Кареев встал в семь утра и до приезда машины успел привести себя в порядок, выгулять добермана и даже выпить стакан чая с бутербродом. Света осталась нежиться в постели, у нее-то была уйма времени. Автомобиль оказался тот же, как и водитель, погруженный свои мысли морпех не заметил как оказался на месте. Октябрев допоздна работал, поэтому ночевал в своем кабинете и к приезду Кирилла успел только побриться. После дружеских объятий кап-два пригласил коллегу за стол и попросил одну из своих сотрудниц принести им чаю.
- Все, что тебе нужно, уже готово, нарком еще ночью озадачил. Десять минут дела не решат, давай немного поговорим.
После обычных вопросов о здоровье и готовности к дальнейшей службе Корней Иванович перешел к делу.
- Пока ты в госпитале валялся, тут из-за тебя и бригады нешуточные страсти кипели. Ты в курсе, что среди командиров, находившихся у тебя для изучения опыта, были работники Генштаба? Нет? Так вот, они написали справку, где очень высоко оценили твои действия, что вполне понятно. Но они также выразили мнение, что ты продемонстрировал настоящую академическую подготовку, подкрепленную солидным боевым опытом, чего у тебя по определению быть не может.
- И что теперь? – хмыкнул Кареев. – Мне начать срочно ошибки делать?
- Не в этом дело, тебя стали в пример ставить, некоторым генералам это не понравилось, мол, сопляком, выскочкой в нос тычут. Но Верховный тебя высоко ценит, и от Кузнецова и от Василевского это неоднократно слышали. Ты командир с мозгами, сам все понимаешь, но я все-таки скажу. Будь поаккуратнее, греху гордыни ты, вроде, не подвержен, но все-таки.
- Корней Иванович, что вы со мной как с маленьким! Нет у меня привычки, - тут Кирилл чуть не ляпнул «пальцы гнуть», - хм-м, такой… И потом, сами знаете, какая в бригаде собралась команда. С этими людьми можно горы свернуть, все успехи наши общие!

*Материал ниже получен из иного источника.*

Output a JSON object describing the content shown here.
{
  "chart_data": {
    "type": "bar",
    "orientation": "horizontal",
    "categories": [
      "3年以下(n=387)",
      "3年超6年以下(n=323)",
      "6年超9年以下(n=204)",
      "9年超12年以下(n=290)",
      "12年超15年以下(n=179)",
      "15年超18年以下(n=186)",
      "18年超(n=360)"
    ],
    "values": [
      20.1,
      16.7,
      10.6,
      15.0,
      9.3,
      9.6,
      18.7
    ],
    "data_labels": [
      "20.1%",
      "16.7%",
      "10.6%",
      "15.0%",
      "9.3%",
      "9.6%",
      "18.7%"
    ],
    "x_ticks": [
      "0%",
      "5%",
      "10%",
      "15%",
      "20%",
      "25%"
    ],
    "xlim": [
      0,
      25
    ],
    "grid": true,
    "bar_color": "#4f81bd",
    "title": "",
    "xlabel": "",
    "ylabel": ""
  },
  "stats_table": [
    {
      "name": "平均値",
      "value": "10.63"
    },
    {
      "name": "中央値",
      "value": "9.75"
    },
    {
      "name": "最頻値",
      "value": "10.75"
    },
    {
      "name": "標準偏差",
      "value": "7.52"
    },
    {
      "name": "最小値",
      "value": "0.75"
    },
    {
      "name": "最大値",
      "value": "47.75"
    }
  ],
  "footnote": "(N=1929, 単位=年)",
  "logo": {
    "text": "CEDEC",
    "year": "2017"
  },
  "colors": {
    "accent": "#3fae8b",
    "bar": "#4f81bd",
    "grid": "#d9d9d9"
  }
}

- Ладно-ладно, не кипятись, - улыбнулся разведчик, допил чай и поставил стакан на стол. – Давай так. Сейчас работаешь со сводками, если что-то дополнительно понадобится, запрашивай, об остальном не волнуйся. Светочку привезут, не беспокойся, питомец твой ушастый, пока вас награждают, у меня побудет, нечего ему в номере сидеть.
Для работы Карееву выделили небольшой уютный кабинет, хозяин которого находился в длительном отъезде. Девушка с одним средним галуном младшего лейтенанта на рукаве принесла тонкую папочку с завязками, заинтересованно стрельнула глазами на погоны и награды на кителе гвардейца и, плавно покачивая бедрами, удалилась. Наверное, она была разочарована, что кроме короткого «спасибо» ничего от морпеха не дождалась, но Кирилл уже совершенно отрешился от внешнего мира, вчитываясь в скупые строки сводок и представляя себе, какие усилия и жертвы стоят за всем этим. Сводки Совинформбюро давали самую общую картину, теперь же она приобретала четкость, выявляя то, о чем в средствах массовой информации говорить не принято. Восприятию способствовало и послезнание, хотя отличия от известной Карееву истории накопились значительные.
У Кирилла создалось впечатление, что положение на Севере, в районе Ленинграда, на участках Волховского, Северо-Западного Калининского фронтов если и отличается, то непринципиально. Удивило другое, Ржевской мясорубки не было, по крайней мере, в известных ему масштабах. Нет, боевые действия велись, но без того запредельного накала и потери уменьшились на порядок, особенно санитарные. Из материалов не удалось понять причину, похоже, что советские военачальники задействовали гораздо меньше сил и ставили иные задачи. Разбираться с этим не имело смысла, Кареев просто отметил как данность.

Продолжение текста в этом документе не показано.